The current version of sclp is preceded by many earlier versions. Its immediate predecessor of cfglp implemented by Tanu Kanvar and Uday Khedker (http://www.cse.iitb.ac.in/~uday) for the courses cs302+cs316 Language Processors (theory and lab) at IIT Bombay in 2012. Its input was control flow graph (cfg) representation of GIMPLE produced by GCC as input. Its front end used flexc++ and bisonc++. It was tweaked in many ways and updated by a host of students. However, none of the updates brought a significant change. Most significant changes started happening from 2019 and are described below.

  1. In 2019, N Venkatesh made many changes that prompted changing the name from cfglp to sclp.
    1. Its input language was changed from cfg representation to a subset of C.
    2. The front end was revised to replace flexc++ and bisonc++ by flex and bison. Flexc++ and bisonc++ generate a C++ scanner/parser. However, the interaction between the parser and the scanner and the rest of the code was non-trivial and migrating the implementation from Ubuntu 12.04 to later versions was a pain. By contrast, flex and bison generate a C scanner/parser that use C++ code in actions.  Hence we started using flex and bison. The resulting code easily compiled with g++ and its migration to later versions of Ubuntu has not been an issue.
    3. Since the input language was no longer constrained by the dump of GCC, we added a print operation for printing the values of variables.
  2. In 2020, there were many updates to sclp.
    1. Nisha Biju and Saari Rajan helped Uday Khedker in the following
      1. Instead of generating RTL (earlier called icode) directly from AST, a Three Address Code (TAC) IR was introduced and RTL code was generated from TAC.
      2. String data type with constant strings was introduced.
      3. A read operation was supported for integer and floating point variables, and print operation was extended to all variables (including string variables) and string constants.
      4. Significant changes were made in command line switches for printing each representation (tokens, AST, TAC, RTL, and assembly) as well as stopping after each phase (scanning, parsing, AST construction (i.e. semantic analysis), TAC generation and RTL generation).
      5. The source was engineered to produce compiler for a given combination of language level (L1, L2, L3, L4, L5) and compilation phase (scan, parser, ast, tac, rtl, asm) by taking the combination as the input. The earlier version of sclp maintained different code base for a fixed set of combinations of language and compilation phase. This was problematic because a bug fix of enhancement in the code base of one combination had to be manually implemented in the code base of other combinations.
    2. Nicky Nagdev, Manali Wani, and Samruddhi Hardas introduced generation of control flow graph over the TAC IR. They also introduced the construction of SSA form of the IR.
    3. Rasesh Tongia and Mehul Jain implemented data flow analysis passes for available expressions analysis and live variables analysis. They also implemented these analysis at the interprocedural level using value contexts.

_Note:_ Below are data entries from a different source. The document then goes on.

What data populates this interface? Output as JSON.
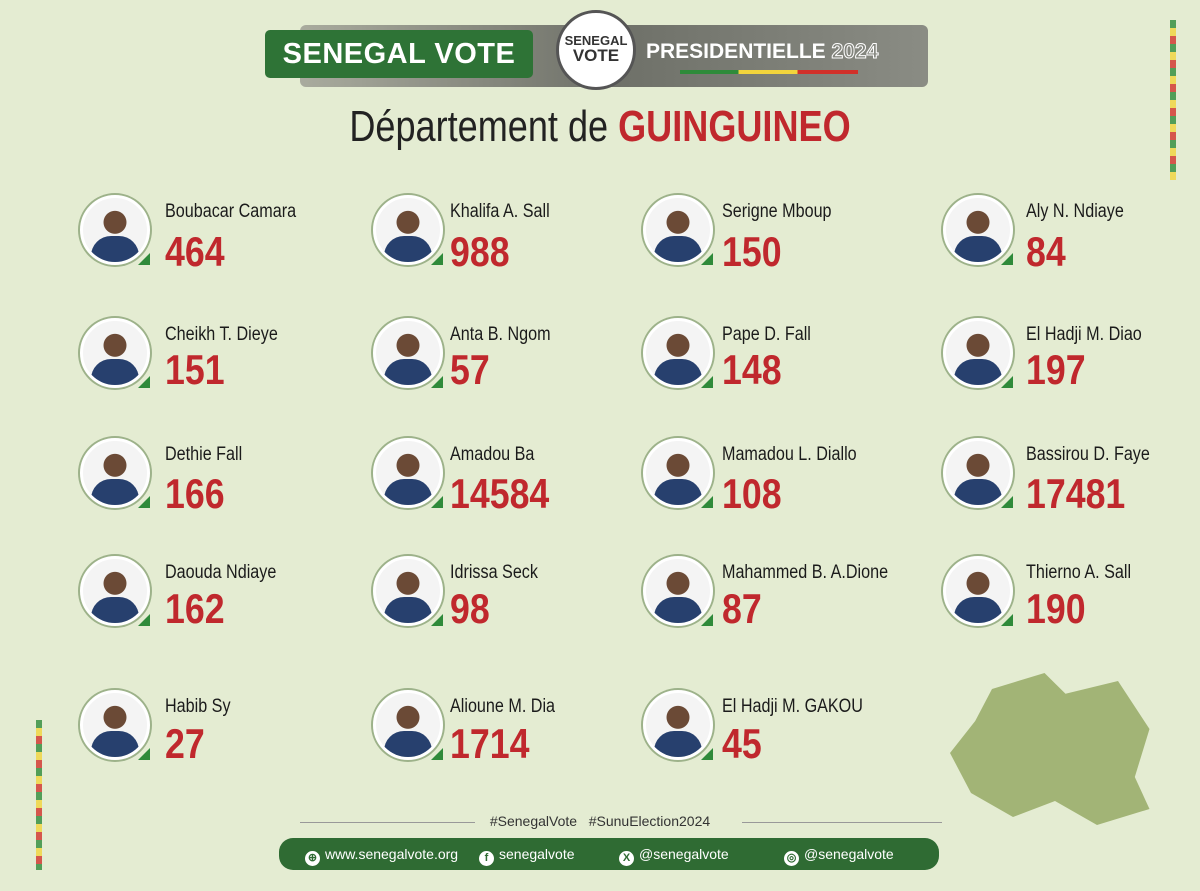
{
  "header": {
    "brand": "SENEGAL VOTE",
    "logo_line1": "SENEGAL",
    "logo_line2": "VOTE",
    "election": "PRESIDENTIELLE",
    "year": "2024",
    "title_prefix": "Département de",
    "title_place": "GUINGUINEO"
  },
  "candidates": [
    {
      "name": "Boubacar Camara",
      "votes": "464"
    },
    {
      "name": "Khalifa A. Sall",
      "votes": "988"
    },
    {
      "name": "Serigne Mboup",
      "votes": "150"
    },
    {
      "name": "Aly N. Ndiaye",
      "votes": "84"
    },
    {
      "name": "Cheikh T. Dieye",
      "votes": "151"
    },
    {
      "name": "Anta B. Ngom",
      "votes": "57"
    },
    {
      "name": "Pape D. Fall",
      "votes": "148"
    },
    {
      "name": "El Hadji M. Diao",
      "votes": "197"
    },
    {
      "name": "Dethie Fall",
      "votes": "166"
    },
    {
      "name": "Amadou Ba",
      "votes": "14584"
    },
    {
      "name": "Mamadou L. Diallo",
      "votes": "108"
    },
    {
      "name": "Bassirou D. Faye",
      "votes": "17481"
    },
    {
      "name": "Daouda Ndiaye",
      "votes": "162"
    },
    {
      "name": "Idrissa Seck",
      "votes": "98"
    },
    {
      "name": "Mahammed B. A.Dione",
      "votes": "87"
    },
    {
      "name": "Thierno A. Sall",
      "votes": "190"
    },
    {
      "name": "Habib Sy",
      "votes": "27"
    },
    {
      "name": "Alioune M. Dia",
      "votes": "1714"
    },
    {
      "name": "El Hadji M. GAKOU",
      "votes": "45"
    }
  ],
  "footer": {
    "hashtags": "#SenegalVote   #SunuElection2024",
    "website": "www.senegalvote.org",
    "facebook": "senegalvote",
    "x": "@senegalvote",
    "instagram": "@senegalvote"
  },
  "colors": {
    "green": "#2e7336",
    "red": "#c0282d",
    "background": "#e4ecd2"
  }
}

    4. The following changes made on the then existing code have yet not been ported to the new version because of continuous changes in the way the code is engineered.

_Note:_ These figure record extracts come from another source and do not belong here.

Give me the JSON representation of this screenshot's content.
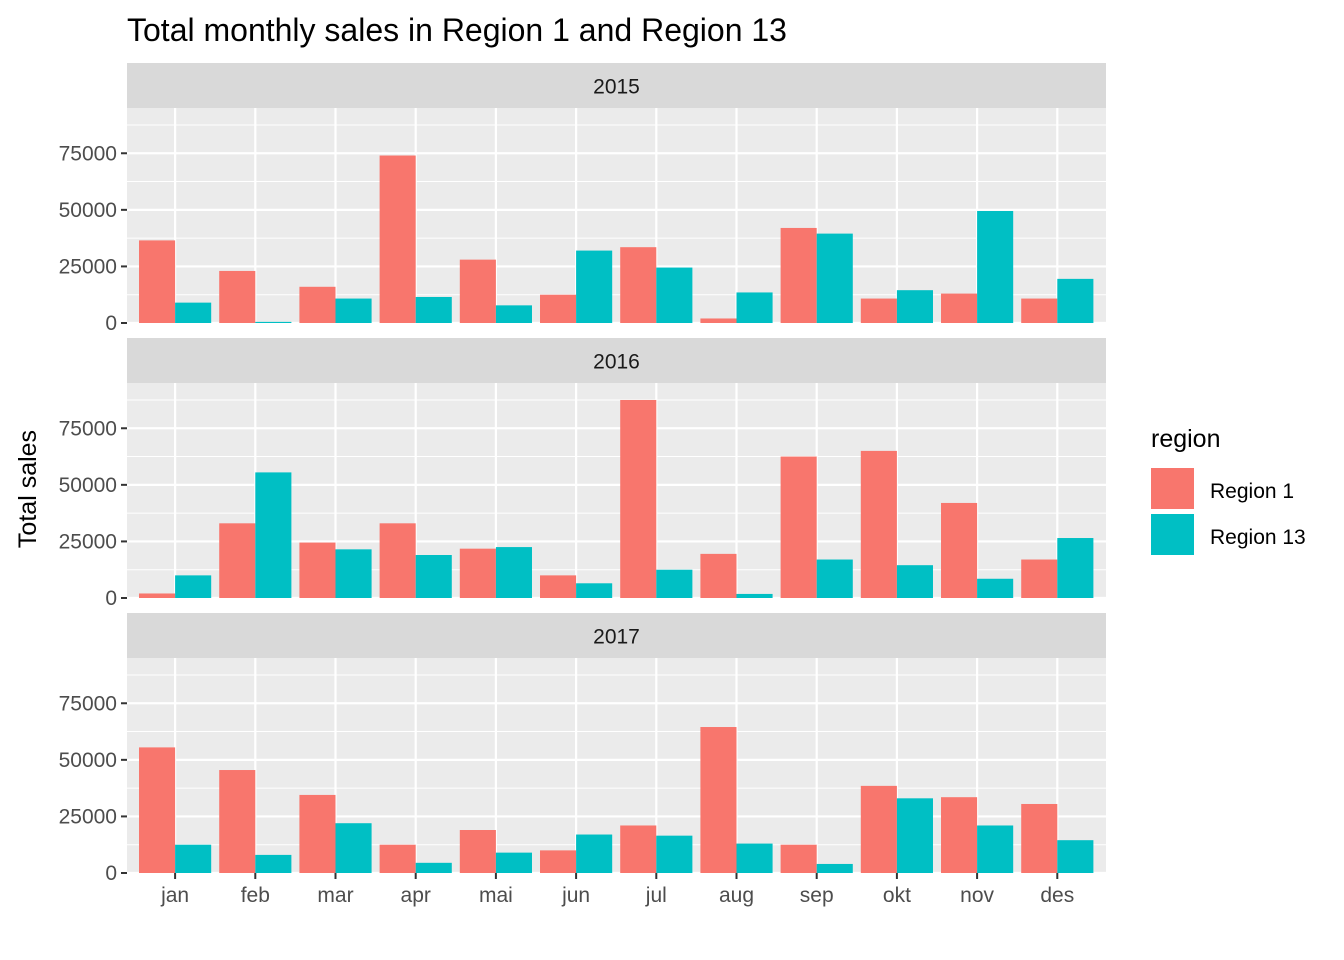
{
  "chart_data": {
    "type": "bar",
    "title": "Total monthly sales in Region 1 and Region 13",
    "xlabel": "",
    "ylabel": "Total sales",
    "ylim": [
      0,
      95000
    ],
    "yticks": [
      0,
      25000,
      50000,
      75000
    ],
    "grid": true,
    "legend": {
      "title": "region",
      "position": "right"
    },
    "categories": [
      "jan",
      "feb",
      "mar",
      "apr",
      "mai",
      "jun",
      "jul",
      "aug",
      "sep",
      "okt",
      "nov",
      "des"
    ],
    "colors": {
      "Region 1": "#F8766D",
      "Region 13": "#00BFC4"
    },
    "facets": [
      {
        "label": "2015",
        "series": [
          {
            "name": "Region 1",
            "values": [
              36500,
              23000,
              16000,
              74000,
              28000,
              12500,
              33500,
              2000,
              42000,
              10800,
              13000,
              10800
            ]
          },
          {
            "name": "Region 13",
            "values": [
              9000,
              500,
              10800,
              11500,
              7800,
              32000,
              24500,
              13500,
              39500,
              14500,
              49500,
              19500
            ]
          }
        ]
      },
      {
        "label": "2016",
        "series": [
          {
            "name": "Region 1",
            "values": [
              2000,
              33000,
              24500,
              33000,
              21800,
              10000,
              87500,
              19500,
              62500,
              65000,
              42000,
              17000
            ]
          },
          {
            "name": "Region 13",
            "values": [
              10000,
              55500,
              21500,
              19000,
              22500,
              6500,
              12500,
              1800,
              17000,
              14500,
              8500,
              26500
            ]
          }
        ]
      },
      {
        "label": "2017",
        "series": [
          {
            "name": "Region 1",
            "values": [
              55500,
              45500,
              34500,
              12500,
              19000,
              10000,
              21000,
              64500,
              12500,
              38500,
              33500,
              30500
            ]
          },
          {
            "name": "Region 13",
            "values": [
              12500,
              8000,
              22000,
              4500,
              9000,
              17000,
              16500,
              13000,
              4000,
              33000,
              21000,
              14500
            ]
          }
        ]
      }
    ]
  }
}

      1. Saari Rajan re-implemented an interpreter for AST because of substantial changes in ASTs, thanks to the a change in the input language.
      2. Mansi Shinde, Simran Moondra, Aditi Sathiyapalan, and Sejal Shroff extended the front end to support a restricted form of classes.
  3. In 2021, sclp underwent the following updates
    1. Uday Khedker extended the support for pointers and arrays. The ASTs support for structures was also created. The parser needs to be enhanced to support structures along with declaration processing and type checking.
    2. Michelle Thalakottur, Kinjal Parikh, Pranathi Bora, and Ayushi Jain rewrote the assembly generation pass by creating an explicit data structure to store the assembly IR and cleaned up some design decisions in the implementation.
    3. Aditya Pradhan made the following important contributions:
      1. A major limitation of sclp was that that each phase was dependent on the earlier phases so if a student had trouble in one assignment, all subsequent assignments were severely limited. Hence sclp was extended to support import and export of AST, TAC, and RTL IRs as JSON objects. This allows a standalone implementation of a phase by importing the JSON object of the previous IR. These JSON objects can be obtained by the students by running the reference implementation whose executable form is made available to the students.
      2. Since the number of passes was growing, a pass manager inspired by GCC's pass manager, was introduced. The pass manager allows categorization of passes as mandatory and optional passes and defining their preconditions and prerequisite passes. This makes it much easier to introduce passes.
      3. The specification of command line options was rationalized and re-implemented using the argp.h library.
This is how we have reached the current version.